Being able to tell the difference between an object that is a threat and something that isn’t is critically important. It’s called discrimination, and it’s one of the most fundamental and dangerous challenges one will ever face when it comes to missile defense.
“There are a lot of objects associated with a ballistic missile,” said Adam Art, the chief engineer for missile defense programs at Raytheon Integrated Defense Systems. “You may only have a limited number of interceptor missiles, and they are extremely expensive, so you want to ensure that you are shooting at the right thing.”
AN/TPY-2 is a major component on the front lines of the ballistic missile defense system, not only for homeland defense, but for the defense of our allies.
The radar was originally designed to operate as a tactical radar in terminal mode.
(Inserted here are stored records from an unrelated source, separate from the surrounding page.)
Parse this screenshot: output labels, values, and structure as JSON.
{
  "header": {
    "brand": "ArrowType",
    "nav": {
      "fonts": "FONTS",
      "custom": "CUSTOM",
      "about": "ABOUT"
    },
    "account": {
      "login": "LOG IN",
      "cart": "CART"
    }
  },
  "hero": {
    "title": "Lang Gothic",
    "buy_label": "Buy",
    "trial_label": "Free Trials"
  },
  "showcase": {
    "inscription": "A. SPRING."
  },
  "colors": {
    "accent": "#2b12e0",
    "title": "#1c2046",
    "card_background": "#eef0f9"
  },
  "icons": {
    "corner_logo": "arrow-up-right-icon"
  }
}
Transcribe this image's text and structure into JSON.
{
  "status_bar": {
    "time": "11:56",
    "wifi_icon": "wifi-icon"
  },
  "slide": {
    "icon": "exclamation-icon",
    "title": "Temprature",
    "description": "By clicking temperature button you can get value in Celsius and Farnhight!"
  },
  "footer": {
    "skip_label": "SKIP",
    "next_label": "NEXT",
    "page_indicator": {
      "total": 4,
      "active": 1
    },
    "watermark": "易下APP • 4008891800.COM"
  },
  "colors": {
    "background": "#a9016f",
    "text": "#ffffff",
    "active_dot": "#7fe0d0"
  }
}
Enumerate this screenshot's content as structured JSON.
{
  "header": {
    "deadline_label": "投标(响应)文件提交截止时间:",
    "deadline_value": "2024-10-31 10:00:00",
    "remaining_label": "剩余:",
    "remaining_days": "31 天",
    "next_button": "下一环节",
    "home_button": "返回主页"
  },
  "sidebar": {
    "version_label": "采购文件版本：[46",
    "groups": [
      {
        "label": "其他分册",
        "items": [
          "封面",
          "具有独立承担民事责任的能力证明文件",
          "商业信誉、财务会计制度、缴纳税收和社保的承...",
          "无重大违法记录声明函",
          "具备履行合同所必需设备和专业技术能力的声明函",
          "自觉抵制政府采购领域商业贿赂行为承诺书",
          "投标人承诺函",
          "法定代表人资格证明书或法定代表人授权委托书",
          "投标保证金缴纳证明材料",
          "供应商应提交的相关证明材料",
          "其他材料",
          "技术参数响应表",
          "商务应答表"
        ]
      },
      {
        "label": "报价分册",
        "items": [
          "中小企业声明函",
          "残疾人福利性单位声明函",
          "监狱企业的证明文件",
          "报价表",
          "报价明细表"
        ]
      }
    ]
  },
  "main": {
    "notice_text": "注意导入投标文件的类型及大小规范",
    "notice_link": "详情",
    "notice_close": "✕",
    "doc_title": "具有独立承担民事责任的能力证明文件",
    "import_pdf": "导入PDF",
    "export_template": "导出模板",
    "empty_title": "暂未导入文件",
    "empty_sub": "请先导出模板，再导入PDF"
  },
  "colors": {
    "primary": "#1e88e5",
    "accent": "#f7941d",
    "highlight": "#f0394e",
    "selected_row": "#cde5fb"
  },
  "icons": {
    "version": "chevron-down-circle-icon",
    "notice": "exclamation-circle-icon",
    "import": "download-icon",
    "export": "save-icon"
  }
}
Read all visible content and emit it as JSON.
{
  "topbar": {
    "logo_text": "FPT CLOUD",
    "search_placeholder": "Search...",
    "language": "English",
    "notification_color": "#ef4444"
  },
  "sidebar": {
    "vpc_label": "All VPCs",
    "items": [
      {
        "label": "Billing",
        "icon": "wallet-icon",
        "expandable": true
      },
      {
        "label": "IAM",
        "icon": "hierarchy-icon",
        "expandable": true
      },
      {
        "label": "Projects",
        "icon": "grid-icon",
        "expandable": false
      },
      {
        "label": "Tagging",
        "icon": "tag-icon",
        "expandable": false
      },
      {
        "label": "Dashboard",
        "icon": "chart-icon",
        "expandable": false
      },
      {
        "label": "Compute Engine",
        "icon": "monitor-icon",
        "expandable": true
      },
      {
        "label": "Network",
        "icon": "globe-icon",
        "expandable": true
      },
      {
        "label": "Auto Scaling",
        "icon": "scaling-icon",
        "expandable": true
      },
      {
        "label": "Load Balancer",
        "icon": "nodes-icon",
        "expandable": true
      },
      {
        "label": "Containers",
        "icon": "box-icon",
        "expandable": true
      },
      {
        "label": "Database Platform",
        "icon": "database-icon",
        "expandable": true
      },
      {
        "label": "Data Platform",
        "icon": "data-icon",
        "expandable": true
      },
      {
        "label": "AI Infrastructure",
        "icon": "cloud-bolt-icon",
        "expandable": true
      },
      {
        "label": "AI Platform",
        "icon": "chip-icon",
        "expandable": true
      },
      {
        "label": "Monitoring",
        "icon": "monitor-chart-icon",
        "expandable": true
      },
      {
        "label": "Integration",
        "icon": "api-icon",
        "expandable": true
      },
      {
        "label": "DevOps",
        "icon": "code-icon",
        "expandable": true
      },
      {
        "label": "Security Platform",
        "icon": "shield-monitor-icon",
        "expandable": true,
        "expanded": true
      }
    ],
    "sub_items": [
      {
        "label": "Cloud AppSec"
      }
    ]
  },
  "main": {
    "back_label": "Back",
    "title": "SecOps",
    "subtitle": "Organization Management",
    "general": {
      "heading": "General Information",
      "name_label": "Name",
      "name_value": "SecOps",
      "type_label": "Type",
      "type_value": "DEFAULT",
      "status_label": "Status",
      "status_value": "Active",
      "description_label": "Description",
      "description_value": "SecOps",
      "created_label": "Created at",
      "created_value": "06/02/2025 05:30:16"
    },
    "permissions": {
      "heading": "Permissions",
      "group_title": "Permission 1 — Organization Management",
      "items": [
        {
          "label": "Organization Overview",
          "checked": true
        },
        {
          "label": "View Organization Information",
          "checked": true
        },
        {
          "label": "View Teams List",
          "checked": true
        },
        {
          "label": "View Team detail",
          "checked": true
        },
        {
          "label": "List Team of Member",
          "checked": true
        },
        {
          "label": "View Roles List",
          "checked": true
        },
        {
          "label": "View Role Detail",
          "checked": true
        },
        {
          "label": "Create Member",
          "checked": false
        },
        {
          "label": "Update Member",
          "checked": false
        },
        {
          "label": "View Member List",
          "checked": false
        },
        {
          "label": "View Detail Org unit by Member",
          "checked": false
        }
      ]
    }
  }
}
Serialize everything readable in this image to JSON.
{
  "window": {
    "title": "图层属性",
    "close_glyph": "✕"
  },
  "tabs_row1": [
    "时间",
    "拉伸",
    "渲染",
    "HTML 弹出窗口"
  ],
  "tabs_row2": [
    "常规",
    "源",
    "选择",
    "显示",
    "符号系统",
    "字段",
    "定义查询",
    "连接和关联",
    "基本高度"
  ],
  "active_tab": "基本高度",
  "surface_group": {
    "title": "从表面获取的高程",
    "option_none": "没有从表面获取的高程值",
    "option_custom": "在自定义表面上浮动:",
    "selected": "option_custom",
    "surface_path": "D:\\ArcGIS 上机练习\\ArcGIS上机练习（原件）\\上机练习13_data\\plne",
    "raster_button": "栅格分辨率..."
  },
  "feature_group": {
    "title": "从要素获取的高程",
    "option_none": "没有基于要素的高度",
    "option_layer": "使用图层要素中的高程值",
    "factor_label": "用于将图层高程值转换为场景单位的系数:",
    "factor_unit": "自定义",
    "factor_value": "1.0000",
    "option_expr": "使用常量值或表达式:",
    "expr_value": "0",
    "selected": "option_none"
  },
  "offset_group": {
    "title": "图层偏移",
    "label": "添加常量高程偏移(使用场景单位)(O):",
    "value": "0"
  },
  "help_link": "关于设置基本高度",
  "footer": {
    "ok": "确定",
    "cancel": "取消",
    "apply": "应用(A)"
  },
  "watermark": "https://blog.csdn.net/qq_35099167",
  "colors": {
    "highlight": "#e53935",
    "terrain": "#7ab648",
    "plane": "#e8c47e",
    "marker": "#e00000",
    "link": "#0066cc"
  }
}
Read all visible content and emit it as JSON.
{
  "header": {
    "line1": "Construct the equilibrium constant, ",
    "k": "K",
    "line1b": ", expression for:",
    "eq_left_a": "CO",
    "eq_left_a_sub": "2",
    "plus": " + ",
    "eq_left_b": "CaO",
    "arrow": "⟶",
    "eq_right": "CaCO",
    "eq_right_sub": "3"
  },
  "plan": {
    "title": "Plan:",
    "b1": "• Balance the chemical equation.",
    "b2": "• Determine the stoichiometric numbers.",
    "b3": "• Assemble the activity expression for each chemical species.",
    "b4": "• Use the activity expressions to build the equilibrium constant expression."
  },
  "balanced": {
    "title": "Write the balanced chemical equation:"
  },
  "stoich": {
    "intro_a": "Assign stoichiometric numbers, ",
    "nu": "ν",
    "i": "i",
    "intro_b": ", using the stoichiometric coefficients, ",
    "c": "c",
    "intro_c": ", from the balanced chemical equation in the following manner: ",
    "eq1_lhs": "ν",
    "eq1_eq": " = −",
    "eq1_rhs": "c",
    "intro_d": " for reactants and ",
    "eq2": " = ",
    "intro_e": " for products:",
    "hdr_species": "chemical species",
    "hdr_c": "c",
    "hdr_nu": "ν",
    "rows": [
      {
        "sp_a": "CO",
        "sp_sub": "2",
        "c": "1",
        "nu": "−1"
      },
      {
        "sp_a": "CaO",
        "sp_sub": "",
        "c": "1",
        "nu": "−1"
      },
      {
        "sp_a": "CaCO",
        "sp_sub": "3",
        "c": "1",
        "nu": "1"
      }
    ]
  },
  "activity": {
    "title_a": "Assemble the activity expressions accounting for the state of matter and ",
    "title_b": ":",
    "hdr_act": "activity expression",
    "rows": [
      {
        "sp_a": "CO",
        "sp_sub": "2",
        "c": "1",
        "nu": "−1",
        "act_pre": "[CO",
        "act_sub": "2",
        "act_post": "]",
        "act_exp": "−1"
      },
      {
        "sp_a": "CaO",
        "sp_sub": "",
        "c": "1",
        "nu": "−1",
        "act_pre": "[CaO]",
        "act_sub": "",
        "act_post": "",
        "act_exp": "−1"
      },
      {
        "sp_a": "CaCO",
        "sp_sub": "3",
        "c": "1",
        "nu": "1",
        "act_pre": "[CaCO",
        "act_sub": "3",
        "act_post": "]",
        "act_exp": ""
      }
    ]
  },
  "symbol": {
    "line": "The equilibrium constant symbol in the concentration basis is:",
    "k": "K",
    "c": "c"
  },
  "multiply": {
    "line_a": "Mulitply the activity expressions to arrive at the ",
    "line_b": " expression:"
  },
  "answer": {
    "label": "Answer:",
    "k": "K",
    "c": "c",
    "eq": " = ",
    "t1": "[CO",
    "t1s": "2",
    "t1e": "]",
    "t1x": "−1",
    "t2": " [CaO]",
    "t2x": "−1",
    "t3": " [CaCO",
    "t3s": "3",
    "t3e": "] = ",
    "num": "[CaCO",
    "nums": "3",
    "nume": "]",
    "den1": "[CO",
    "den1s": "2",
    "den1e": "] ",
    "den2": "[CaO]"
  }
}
As a tactical system, it could detect and discriminate incoming ballistic missiles, and then guide a THAAD missile interceptor to take out the threat.
“It still serves that mission today, but it also has become more of a strategic, 24/7 asset,” said Fred Kramer, Raytheon’s AN/TPY-2 program manager. “It’s forward-deployed around the world and can provide early warning and discrimination to the larger ballistic missile defense system, and can be used to cue downrange sensors or shooters, like the Standard Missile-3.”
Since 2006, forward-based AN/TPY-2s have been standing watch around the globe. There’s one AN/TPY-2 in Japan, with a second slated to arrive in country in the near future. There are also radars in the U.S. Central Command area of operations. And in 2013, the first terminal-mode AN/TPY-2 was deployed to the U.S. territory of Guam.
“These radars are in great demand around the globe,” Kramer said. “Every day, the AN/TPY-2 is helping to keep people safe from a threat that is real and growing.”
Public reports by the U.S. intelligence community estimate that more than 6,300 ballistic missiles are currently outside of U.S., Russian, Chinese and NATO control. Not only is that number expected to increase to 7,950 by 2020, but the weapons will become more dangerous as hostile nations develop more accurate missiles capable of striking targets at great distances.
Raytheon has delivered nine AN/TPY-2s to date. A nationwide network of suppliers in Maryland, Alabama and 38 other states supplies crucial parts and sub-systems for the radar.
The threat is becoming more sophisticated, which is one of the reasons Raytheon’s customer, the U.S. Missile Defense Agency, continually conducts complex, realistic and challenging tests of the radar and other elements of the Ballistic Missile Defense system.
To date, the AN/TPY-2 has met every test objective. But for Raytheon employees like Wolcott, the tests aren’t what keep him searching for ways to improve the radar.
“When you think about the thousands of ballistic missiles out there and the people this radar is protecting, it just motivates you to work that much harder,” he said.